Sirens blare at Medical Campus.
Behind a glass door is a white, automated ambulance; its red and blue lights and movements are controlled by student paramedics and medical professors.
The ambulance, one of 15 medical simulation rooms, is located on the third floor of the campus’ new Center for Learning, Innovation and Simulation—a five-story, 132,000-square foot healthcare facility designed to train medical students with realistic, hands-on scenarios.
It features a simulation hospital housed on the third floor, 15 patient rooms, a home health apartment, ten examination rooms, four student break rooms and a physical therapy facility. West of the building is a new six-story parking garage that fits up to 1,554 vehicles.
“The center provides a critical setting in which students can gain experience and make mistakes,” said nursing professor Marie Etienne. “It allows students to learn how to use critical thinking to solve problems where they don’t feel threatened by real consequences.”
The $56 million facility comes equipped with $2.3 million worth of state-of-the-art medical technology—mannequins capable of giving birth, shedding tears, responding to medicine and speaking 50 languages. In addition, the building has a conference center and lecture hall for speakers, classroom space and events.
It was unveiled on July 16, but officially opened its doors this fall.
“Our professors now have an invaluable variety of resources that will help us log many more hours of practice on mannequins,” said Kele Ferriera, a student of the physician assistant program. “That will give us an advantage [when] we need to start our clinical practice.”
The facility will serve as a practice space for aspiring medical practitioners.
Victoria, an $80,000 silicone mannequin, is capable of giving birth.
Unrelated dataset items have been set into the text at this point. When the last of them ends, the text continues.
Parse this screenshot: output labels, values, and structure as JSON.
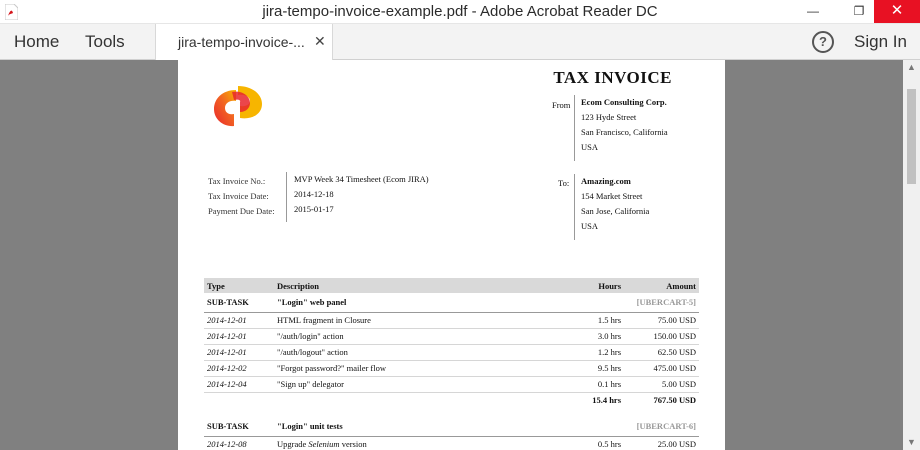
{
  "window": {
    "title": "jira-tempo-invoice-example.pdf - Adobe Acrobat Reader DC"
  },
  "toolbar": {
    "home": "Home",
    "tools": "Tools",
    "tab_label": "jira-tempo-invoice-...",
    "tab_close": "✕",
    "help": "?",
    "sign_in": "Sign In"
  },
  "invoice": {
    "title": "TAX INVOICE",
    "from_label": "From",
    "from": {
      "name": "Ecom Consulting Corp.",
      "street": "123 Hyde Street",
      "city": "San Francisco, California",
      "country": "USA"
    },
    "to_label": "To:",
    "to": {
      "name": "Amazing.com",
      "street": "154 Market Street",
      "city": "San Jose, California",
      "country": "USA"
    },
    "meta": {
      "no_label": "Tax Invoice No.:",
      "no_value": "MVP Week 34 Timesheet (Ecom JIRA)",
      "date_label": "Tax Invoice Date:",
      "date_value": "2014-12-18",
      "due_label": "Payment Due Date:",
      "due_value": "2015-01-17"
    },
    "table": {
      "headers": {
        "type": "Type",
        "description": "Description",
        "hours": "Hours",
        "amount": "Amount"
      },
      "groups": [
        {
          "type": "SUB-TASK",
          "description": "\"Login\" web panel",
          "ref": "[UBERCART-5]",
          "rows": [
            {
              "date": "2014-12-01",
              "description": "HTML fragment in Closure",
              "hours": "1.5 hrs",
              "amount": "75.00 USD"
            },
            {
              "date": "2014-12-01",
              "description": "\"/auth/login\" action",
              "hours": "3.0 hrs",
              "amount": "150.00 USD"
            },
            {
              "date": "2014-12-01",
              "description": "\"/auth/logout\" action",
              "hours": "1.2 hrs",
              "amount": "62.50 USD"
            },
            {
              "date": "2014-12-02",
              "description": "\"Forgot password?\" mailer flow",
              "hours": "9.5 hrs",
              "amount": "475.00 USD"
            },
            {
              "date": "2014-12-04",
              "description": "\"Sign up\" delegator",
              "hours": "0.1 hrs",
              "amount": "5.00 USD"
            }
          ],
          "total_hours": "15.4 hrs",
          "total_amount": "767.50 USD"
        },
        {
          "type": "SUB-TASK",
          "description": "\"Login\" unit tests",
          "ref": "[UBERCART-6]",
          "rows": [
            {
              "date": "2014-12-08",
              "description_prefix": "Upgrade ",
              "description_em": "Selenium",
              "description_suffix": " version",
              "hours": "0.5 hrs",
              "amount": "25.00 USD"
            }
          ]
        }
      ]
    }
  },
  "colors": {
    "close_button": "#e81123",
    "viewer_background": "#808080",
    "logo_red": "#e8262c",
    "logo_yellow": "#f7b500"
  }
}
Her distressed moans and cries help simulate real-world birthing scenarios as part of the curriculum.
After birth, students care for the infant in a nursery near Victoria’s bed. The baby cries, responds to treatment and requires routine medical attention from staff. Its functions are controlled by students in an adjacent room behind a frosted glass window.
Many of the rooms are equipped with live recording cameras for classes to analyze how a procedure unfolded and to correct mistakes.
“The new center helps [Miami Dade College] catapult into the most current technology and be competitive with other educational institutions,” said nursing professor Barbara Soto. “It will provide state-of-the-art technology simulation capacity for multidisciplinary use.”
Planning for the new building began in 2010. Stewart and Design Enterprise Firm manager Kahler Slater traveled to several medical centers across the country to compare simulation hospital models.
Students, faculty and neighboring health district partners were included in the Center for Innovation, Learning and Simulation’s advisory committee to access what was needed.
“Miami Dade College is intentional in that we rely on our advisor committee,” Stewart said. “We engage with them. They are more than just a checkbox.”
Obrascón Huarte Lain, S.A. began construction in early 2017. The building is the start of an ongoing project to redesign Medical Campus, building-by-building. Renovation plans will commence in the fall for the campus’ learning resources, computer courtyard and café.
“The building is 100% for the students,” Stewart said.
The new building will also be used to provide customized training for various South Florida hospitals to keep their medical staff updated on current practices.
Medical Campus provided tours of the building on the first day of the fall term to faculty and students.
“I’m really excited because Miami Dade College is truly invested in our students and has continued to give us the funding necessary to stay on top of the new world and the changes in the nation,” Etienne said. “We’re excited for the fall, as we are sure students will have a great learning experience.”